Les étrangers trouvaient parfois amusant qu’une route ait deux noms – l’un pour le nord et l’autre pour le sud. Mais il en avait toujours été ainsi à la connaissance des villageois de Champ d’Emond. Et pour les gens de Deux-Rivières, quand on avait dit ça, on avait tout dit.

De l’autre côté des ponts, par rapport à la place, on avait déjà érigé les monticules de bois destinés aux feux de Bel Tine. Ces trois entassements méticuleux de bûches, presque de la taille d’une maison, devaient reposer sur de la terre nue, bien entendu, et pas sur de l’herbe, même quand elle était aussi peu luxuriante que cette année. Cela précisé, toutes les festivités sans rapport avec les feux se dérouleraient sur la place Verte.

Près de la Cascade à Vin, une vingtaine de vieilles femmes chantaient doucement en mettant en place le Poteau du Printemps. Bien qu’enfoncé dans le trou qu’elles venaient de creuser, le tronc fin et droit d’un sapin culminait toujours à quelque dix pieds de haut. Assises en tailleur autour du site, des filles encore trop jeunes pour avoir le droit de natter leurs cheveux regardaient les anciennes avec envie. De temps en temps, elles fredonnaient des bribes du chant rituel…

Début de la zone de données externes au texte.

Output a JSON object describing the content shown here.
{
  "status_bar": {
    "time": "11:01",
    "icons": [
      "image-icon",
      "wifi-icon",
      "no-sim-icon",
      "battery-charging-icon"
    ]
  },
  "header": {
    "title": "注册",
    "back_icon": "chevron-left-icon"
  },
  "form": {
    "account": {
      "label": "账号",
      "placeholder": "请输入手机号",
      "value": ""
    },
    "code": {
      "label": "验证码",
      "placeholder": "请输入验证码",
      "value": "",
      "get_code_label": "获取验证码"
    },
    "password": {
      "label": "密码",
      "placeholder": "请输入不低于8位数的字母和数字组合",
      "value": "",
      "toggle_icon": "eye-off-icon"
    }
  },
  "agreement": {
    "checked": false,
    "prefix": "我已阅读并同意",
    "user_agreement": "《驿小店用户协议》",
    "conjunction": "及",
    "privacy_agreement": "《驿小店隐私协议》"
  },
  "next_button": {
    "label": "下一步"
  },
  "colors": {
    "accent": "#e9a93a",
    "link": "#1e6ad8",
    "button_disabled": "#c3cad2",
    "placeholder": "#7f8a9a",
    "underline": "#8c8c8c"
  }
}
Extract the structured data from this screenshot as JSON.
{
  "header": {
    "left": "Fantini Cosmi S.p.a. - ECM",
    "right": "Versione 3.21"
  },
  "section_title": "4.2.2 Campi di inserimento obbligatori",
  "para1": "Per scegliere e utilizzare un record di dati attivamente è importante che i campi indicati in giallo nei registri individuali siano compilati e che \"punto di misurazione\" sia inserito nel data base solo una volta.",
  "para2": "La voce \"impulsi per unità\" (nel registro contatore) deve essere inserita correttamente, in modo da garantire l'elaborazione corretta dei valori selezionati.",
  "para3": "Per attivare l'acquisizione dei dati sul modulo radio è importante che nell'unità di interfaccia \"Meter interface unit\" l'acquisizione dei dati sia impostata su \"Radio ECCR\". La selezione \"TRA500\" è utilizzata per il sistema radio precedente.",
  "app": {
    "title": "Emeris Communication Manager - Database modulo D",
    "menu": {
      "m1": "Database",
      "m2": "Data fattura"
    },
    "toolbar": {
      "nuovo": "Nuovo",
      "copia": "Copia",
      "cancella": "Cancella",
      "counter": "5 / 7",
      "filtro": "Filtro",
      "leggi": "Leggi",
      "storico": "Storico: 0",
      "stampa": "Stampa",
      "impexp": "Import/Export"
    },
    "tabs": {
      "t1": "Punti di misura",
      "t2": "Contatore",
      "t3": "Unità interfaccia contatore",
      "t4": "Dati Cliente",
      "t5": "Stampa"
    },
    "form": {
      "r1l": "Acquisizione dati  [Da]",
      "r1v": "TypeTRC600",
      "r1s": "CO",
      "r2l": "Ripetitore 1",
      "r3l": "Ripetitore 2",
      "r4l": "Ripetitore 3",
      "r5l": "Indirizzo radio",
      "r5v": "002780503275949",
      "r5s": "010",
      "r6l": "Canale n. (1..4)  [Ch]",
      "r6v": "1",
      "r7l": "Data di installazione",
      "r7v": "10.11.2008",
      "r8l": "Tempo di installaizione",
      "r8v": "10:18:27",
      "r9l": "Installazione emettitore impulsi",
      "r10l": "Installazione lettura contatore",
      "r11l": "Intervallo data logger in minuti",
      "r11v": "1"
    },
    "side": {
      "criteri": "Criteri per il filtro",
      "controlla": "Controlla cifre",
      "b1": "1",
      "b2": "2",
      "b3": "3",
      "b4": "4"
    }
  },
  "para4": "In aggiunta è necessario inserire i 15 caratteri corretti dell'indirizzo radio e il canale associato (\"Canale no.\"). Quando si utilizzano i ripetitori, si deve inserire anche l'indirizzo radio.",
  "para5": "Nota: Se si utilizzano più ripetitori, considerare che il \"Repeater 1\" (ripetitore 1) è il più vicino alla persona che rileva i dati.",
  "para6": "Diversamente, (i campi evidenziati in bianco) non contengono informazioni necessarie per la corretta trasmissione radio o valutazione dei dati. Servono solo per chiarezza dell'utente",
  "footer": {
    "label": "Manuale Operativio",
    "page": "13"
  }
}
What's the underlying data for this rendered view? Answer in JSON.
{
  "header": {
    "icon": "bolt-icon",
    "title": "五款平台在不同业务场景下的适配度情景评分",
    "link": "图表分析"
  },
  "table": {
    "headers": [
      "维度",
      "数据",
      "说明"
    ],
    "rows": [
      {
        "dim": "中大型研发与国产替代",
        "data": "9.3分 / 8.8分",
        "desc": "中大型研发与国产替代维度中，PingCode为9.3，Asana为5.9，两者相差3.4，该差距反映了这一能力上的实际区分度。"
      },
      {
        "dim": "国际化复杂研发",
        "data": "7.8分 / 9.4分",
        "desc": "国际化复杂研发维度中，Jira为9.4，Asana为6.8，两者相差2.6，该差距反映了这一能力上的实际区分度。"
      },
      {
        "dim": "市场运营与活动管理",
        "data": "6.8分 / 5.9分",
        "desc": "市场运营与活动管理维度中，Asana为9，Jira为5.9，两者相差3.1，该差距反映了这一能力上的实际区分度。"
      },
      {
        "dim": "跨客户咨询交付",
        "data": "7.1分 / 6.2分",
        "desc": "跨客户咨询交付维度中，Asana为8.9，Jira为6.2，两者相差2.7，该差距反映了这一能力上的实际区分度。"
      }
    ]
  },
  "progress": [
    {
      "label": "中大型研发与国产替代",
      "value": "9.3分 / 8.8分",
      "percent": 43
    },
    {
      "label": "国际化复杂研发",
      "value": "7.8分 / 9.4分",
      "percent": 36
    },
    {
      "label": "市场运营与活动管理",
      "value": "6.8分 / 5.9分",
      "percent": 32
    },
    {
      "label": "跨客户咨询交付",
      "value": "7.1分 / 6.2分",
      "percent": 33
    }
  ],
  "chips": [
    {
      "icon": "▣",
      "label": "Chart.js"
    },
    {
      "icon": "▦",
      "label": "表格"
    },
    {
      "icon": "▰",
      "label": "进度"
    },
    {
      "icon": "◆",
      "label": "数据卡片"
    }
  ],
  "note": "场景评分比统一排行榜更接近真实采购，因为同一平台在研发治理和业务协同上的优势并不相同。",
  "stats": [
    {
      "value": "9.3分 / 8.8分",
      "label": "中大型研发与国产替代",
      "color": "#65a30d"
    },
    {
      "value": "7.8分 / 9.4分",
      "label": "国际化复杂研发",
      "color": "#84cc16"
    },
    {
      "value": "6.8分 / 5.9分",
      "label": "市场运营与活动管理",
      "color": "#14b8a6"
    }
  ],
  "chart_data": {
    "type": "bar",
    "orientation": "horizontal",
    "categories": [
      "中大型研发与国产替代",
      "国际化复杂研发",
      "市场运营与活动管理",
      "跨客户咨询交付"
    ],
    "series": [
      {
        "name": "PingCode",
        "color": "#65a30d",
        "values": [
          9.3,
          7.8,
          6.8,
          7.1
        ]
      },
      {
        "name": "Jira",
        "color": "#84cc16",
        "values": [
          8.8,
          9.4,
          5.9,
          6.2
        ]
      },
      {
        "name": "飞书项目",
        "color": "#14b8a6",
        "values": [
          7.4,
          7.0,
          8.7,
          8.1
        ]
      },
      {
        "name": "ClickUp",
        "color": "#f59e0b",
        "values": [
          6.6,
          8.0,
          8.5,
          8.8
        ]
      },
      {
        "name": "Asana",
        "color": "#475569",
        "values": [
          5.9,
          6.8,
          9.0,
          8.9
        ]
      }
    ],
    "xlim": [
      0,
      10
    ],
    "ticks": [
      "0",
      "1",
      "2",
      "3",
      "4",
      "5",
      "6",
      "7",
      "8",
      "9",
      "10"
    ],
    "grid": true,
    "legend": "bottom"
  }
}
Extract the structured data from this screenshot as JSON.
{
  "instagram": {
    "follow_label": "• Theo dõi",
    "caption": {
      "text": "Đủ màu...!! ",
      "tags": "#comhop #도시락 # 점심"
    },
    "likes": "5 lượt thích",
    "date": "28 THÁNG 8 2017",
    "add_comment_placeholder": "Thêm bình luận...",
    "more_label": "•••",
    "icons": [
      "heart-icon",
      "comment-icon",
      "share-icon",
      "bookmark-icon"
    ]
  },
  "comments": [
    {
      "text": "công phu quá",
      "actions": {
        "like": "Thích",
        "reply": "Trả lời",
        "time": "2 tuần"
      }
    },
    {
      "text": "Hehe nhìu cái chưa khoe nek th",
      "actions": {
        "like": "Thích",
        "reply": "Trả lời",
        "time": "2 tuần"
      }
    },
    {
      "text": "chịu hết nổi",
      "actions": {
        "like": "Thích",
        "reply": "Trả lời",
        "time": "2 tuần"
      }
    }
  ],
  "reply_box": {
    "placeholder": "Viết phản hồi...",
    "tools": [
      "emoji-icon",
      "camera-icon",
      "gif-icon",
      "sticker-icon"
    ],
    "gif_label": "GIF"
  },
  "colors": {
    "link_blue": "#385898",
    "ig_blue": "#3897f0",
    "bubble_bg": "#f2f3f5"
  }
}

Comme s’il entendait lui faire presser le pas, Tam encouragea Bela de la voix, mais la jument ne réagit pas. De son côté, Rand prit garde à ne pas laisser traîner son regard sur le groupe de femmes. Le lendemain matin, les villageois feraient mine d’être surpris par la présence du Poteau. À midi, au rythme du chant des hommes célibataires, les femmes encore à marier danseraient autour du Poteau, l’enveloppant d’une multitude de longs rubans colorés. À Champ d’Emond, nul ne savait de quand datait cette coutume ni d’où elle provenait – encore une chose qui existait, voilà tout, et qui n’avait pas besoin d’explication. Les gens de Deux-Rivières adorant chanter et danser, ils n’allaient certainement pas se priver d’une bonne occasion de le faire.